Sommariva Sara, Berra Silvia, Biddau Giorgia, Caviglia Giacomo, Benvenuto Federico, Piana Michele
Methods for Image and Data Analysis Group, Dipartimento di Matematica, Università di Genova, Genova, Italy.
Life Science Computational Laboratory, Ospedale Policlinico San Martino IRCCS, Genova, Italy.

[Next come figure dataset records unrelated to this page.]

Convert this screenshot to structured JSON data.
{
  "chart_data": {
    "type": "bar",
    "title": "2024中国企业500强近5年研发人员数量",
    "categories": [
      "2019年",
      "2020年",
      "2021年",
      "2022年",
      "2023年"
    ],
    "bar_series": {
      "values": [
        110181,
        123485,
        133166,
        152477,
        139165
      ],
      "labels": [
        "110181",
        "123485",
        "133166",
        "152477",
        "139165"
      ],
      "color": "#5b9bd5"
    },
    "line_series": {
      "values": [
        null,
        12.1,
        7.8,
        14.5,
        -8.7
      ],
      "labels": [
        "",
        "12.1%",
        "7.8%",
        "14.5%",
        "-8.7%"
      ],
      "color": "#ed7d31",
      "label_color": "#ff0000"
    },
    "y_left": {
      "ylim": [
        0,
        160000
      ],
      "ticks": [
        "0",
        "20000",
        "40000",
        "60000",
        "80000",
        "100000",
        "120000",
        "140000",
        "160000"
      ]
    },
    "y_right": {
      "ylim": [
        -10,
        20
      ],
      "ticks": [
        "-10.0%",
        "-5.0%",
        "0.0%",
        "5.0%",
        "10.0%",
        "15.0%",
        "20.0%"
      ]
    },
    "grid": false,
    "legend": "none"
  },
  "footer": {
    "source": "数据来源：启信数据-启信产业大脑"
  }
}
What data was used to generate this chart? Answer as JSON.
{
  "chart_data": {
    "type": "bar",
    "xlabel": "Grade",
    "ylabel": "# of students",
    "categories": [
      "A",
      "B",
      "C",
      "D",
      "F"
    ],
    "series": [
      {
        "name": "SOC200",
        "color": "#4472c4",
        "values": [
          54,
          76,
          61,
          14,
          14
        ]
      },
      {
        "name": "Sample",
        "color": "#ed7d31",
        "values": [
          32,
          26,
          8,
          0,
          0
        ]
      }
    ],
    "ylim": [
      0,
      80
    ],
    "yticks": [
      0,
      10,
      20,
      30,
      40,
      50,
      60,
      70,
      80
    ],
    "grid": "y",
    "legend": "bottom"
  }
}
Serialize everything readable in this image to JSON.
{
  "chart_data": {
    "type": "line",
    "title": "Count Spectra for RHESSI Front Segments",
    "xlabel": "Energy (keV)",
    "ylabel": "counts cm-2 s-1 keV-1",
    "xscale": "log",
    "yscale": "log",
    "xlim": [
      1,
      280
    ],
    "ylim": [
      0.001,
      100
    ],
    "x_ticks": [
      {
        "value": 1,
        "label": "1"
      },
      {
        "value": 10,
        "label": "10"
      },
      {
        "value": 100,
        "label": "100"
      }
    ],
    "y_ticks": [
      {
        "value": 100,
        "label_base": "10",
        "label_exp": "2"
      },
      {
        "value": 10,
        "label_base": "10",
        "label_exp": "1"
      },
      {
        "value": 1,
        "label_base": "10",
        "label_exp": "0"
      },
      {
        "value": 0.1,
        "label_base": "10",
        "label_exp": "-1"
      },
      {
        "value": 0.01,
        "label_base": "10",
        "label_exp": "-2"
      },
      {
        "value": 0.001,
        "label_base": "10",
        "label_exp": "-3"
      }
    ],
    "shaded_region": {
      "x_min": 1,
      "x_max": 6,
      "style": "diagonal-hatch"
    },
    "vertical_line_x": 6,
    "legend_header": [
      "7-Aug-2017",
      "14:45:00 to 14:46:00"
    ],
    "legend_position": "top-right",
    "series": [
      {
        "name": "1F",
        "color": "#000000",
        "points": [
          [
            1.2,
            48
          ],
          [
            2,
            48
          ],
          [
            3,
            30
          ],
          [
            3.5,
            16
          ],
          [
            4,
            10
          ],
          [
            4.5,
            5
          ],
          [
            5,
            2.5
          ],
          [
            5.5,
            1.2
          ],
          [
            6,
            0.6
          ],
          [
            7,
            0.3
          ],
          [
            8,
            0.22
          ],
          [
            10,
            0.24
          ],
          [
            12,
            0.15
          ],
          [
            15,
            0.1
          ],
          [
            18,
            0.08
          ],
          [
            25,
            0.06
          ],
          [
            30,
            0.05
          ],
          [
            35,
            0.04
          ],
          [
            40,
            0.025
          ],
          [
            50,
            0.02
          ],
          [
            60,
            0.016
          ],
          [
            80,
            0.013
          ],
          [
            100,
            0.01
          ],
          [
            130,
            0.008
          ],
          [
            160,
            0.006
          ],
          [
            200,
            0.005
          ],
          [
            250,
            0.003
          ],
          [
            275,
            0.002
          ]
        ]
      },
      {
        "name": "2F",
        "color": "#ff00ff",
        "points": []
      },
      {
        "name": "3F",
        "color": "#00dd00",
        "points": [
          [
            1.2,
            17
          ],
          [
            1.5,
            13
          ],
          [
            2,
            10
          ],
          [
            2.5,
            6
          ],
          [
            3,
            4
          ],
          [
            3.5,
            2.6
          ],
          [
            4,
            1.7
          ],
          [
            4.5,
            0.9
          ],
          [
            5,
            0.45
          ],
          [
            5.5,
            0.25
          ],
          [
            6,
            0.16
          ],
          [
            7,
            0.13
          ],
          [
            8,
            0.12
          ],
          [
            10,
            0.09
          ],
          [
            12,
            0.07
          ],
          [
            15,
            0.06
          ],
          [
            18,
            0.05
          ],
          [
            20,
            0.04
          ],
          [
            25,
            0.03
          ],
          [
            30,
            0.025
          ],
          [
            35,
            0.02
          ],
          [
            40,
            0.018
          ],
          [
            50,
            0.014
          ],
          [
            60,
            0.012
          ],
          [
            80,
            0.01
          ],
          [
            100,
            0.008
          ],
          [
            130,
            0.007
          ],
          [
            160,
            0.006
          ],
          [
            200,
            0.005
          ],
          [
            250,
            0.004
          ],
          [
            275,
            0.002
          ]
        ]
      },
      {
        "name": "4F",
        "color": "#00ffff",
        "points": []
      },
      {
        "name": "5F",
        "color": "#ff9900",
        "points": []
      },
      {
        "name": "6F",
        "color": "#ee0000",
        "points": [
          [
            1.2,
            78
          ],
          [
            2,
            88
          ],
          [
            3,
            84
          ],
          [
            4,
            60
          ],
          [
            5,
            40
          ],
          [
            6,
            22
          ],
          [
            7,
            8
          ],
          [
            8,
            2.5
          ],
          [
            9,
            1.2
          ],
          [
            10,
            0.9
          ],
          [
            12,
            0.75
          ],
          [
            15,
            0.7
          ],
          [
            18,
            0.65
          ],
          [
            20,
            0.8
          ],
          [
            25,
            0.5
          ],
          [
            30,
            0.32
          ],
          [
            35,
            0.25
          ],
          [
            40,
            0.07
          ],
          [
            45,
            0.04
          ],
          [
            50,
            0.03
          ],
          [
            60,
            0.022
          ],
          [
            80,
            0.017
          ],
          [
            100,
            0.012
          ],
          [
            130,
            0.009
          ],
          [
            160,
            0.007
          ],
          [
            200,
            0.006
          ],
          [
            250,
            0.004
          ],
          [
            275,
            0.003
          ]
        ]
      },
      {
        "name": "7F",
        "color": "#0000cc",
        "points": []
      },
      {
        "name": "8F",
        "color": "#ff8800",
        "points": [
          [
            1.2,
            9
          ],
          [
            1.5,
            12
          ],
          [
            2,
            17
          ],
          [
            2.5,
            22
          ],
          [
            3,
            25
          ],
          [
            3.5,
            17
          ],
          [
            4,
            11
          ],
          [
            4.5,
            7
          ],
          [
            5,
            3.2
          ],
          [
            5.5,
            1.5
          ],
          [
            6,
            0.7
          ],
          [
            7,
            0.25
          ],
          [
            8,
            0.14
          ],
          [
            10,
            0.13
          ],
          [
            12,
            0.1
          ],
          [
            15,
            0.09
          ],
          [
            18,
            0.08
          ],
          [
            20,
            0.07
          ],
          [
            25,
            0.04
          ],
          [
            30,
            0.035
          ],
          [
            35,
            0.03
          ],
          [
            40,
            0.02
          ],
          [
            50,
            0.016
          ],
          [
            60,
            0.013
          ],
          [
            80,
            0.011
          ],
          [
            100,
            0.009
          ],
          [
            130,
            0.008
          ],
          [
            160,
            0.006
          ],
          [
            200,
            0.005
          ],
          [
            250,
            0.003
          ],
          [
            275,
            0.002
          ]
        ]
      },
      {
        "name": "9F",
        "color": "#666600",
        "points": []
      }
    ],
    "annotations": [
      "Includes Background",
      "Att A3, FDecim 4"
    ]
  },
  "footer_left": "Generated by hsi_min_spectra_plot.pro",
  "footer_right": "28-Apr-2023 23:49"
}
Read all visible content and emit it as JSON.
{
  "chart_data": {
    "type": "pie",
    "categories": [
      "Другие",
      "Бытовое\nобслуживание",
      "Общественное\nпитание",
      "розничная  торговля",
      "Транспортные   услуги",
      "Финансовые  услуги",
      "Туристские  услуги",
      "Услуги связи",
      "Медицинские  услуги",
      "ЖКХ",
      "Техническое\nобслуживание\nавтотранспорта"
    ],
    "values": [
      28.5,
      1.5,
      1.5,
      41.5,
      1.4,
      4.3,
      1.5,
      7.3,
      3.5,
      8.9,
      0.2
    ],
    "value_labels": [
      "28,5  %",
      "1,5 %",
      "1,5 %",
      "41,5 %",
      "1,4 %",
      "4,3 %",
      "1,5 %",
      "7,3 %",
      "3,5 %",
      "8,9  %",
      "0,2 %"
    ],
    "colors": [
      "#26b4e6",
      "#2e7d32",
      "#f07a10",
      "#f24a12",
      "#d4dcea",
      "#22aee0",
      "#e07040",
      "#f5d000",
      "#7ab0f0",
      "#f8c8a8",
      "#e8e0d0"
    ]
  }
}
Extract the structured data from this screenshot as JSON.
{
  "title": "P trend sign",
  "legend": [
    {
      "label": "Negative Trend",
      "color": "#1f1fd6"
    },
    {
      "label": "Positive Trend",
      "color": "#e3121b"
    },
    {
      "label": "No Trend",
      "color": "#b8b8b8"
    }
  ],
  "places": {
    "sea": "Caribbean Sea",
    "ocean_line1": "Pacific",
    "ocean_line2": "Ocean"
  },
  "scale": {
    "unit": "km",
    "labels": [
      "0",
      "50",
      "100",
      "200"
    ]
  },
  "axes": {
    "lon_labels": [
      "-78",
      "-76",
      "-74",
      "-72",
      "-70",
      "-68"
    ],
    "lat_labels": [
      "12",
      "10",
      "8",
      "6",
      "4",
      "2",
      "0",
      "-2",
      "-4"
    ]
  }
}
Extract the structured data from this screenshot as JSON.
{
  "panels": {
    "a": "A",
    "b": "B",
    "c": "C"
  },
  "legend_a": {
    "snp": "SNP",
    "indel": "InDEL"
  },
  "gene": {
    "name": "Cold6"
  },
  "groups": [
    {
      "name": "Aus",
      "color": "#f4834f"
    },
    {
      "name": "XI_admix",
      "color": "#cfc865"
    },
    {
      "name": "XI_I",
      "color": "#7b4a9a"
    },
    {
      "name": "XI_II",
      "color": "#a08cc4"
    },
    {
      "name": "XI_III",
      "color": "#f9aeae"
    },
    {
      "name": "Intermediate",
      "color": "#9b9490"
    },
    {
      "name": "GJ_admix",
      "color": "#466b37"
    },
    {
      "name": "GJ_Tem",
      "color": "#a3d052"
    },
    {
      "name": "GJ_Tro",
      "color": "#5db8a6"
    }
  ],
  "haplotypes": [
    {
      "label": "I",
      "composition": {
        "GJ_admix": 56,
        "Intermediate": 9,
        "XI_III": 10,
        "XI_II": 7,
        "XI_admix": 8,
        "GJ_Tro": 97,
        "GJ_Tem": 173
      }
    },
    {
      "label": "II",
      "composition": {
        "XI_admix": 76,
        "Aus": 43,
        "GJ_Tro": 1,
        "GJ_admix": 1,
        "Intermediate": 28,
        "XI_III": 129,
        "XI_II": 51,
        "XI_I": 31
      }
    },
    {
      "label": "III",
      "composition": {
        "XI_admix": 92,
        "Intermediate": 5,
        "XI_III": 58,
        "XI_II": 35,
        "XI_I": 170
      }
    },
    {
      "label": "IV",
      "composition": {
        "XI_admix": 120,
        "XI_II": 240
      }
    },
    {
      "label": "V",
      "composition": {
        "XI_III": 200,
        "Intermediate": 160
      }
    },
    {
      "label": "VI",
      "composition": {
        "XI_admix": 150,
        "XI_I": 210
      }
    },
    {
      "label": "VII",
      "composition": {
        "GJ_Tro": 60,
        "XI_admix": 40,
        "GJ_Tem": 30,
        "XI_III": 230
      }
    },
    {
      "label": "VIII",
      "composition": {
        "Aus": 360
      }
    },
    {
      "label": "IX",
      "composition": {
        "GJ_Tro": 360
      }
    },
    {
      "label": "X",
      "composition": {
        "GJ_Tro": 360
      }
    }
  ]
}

Front Syst Biol. 2023 Aug 23;3:1207898. doi: 10.3389/fsysb.2023.1207898. eCollection 2023.
Chemical reaction networks (CRNs) are powerful tools for describing the complex nature of cancer's onset, progression, and therapy. The main reason for their effectiveness is in the fact that these networks can be rather naturally encoded as a dynamical system whose asymptotic solution mimics the proteins' concentration profile at equilibrium. This paper relies on a complex CRN previously designed for modeling colorectal cells in their G1-S transition phase and presents a mathematical method to investigate global and local effects triggered on the network by partial and complete mutations occurring mainly in its mitogen-activated protein kinase (MAPK) pathway. Further, this same approach allowed the modeling and dosage of a multi-target therapeutic intervention that utilizes MAPK as its molecular target. Overall the results shown in this paper demonstrate how the proposed approach can be exploited as a tool for the in-silico comparison and evaluation of different targeted therapies. Future effort will be devoted to refine the model so to incorporate more biologically sound partial mutations and drug combinations.
化学反应网络(CRNs)是描述癌症发生、发展和治疗复杂本质的有力工具。其有效性的主要原因在于,这些网络可以相当自然地编码为一个动态系统,其渐近解模拟了平衡状态下蛋白质的浓度分布。本文基于先前设计的用于模拟处于G1-S转变阶段的结肠直肠细胞的复杂CRN,并提出了一种数学方法,以研究主要在其丝裂原活化蛋白激酶(MAPK)途径中发生的部分和完全突变对网络触发的全局和局部影响。此外,同样的方法还能对以MAPK为分子靶点的多靶点治疗干预进行建模和剂量计算。总体而言,本文所示结果证明了所提出的方法如何能够用作不同靶向治疗的计算机模拟比较和评估工具。未来的工作将致力于完善模型,以便纳入更多生物学上合理的部分突变和药物组合。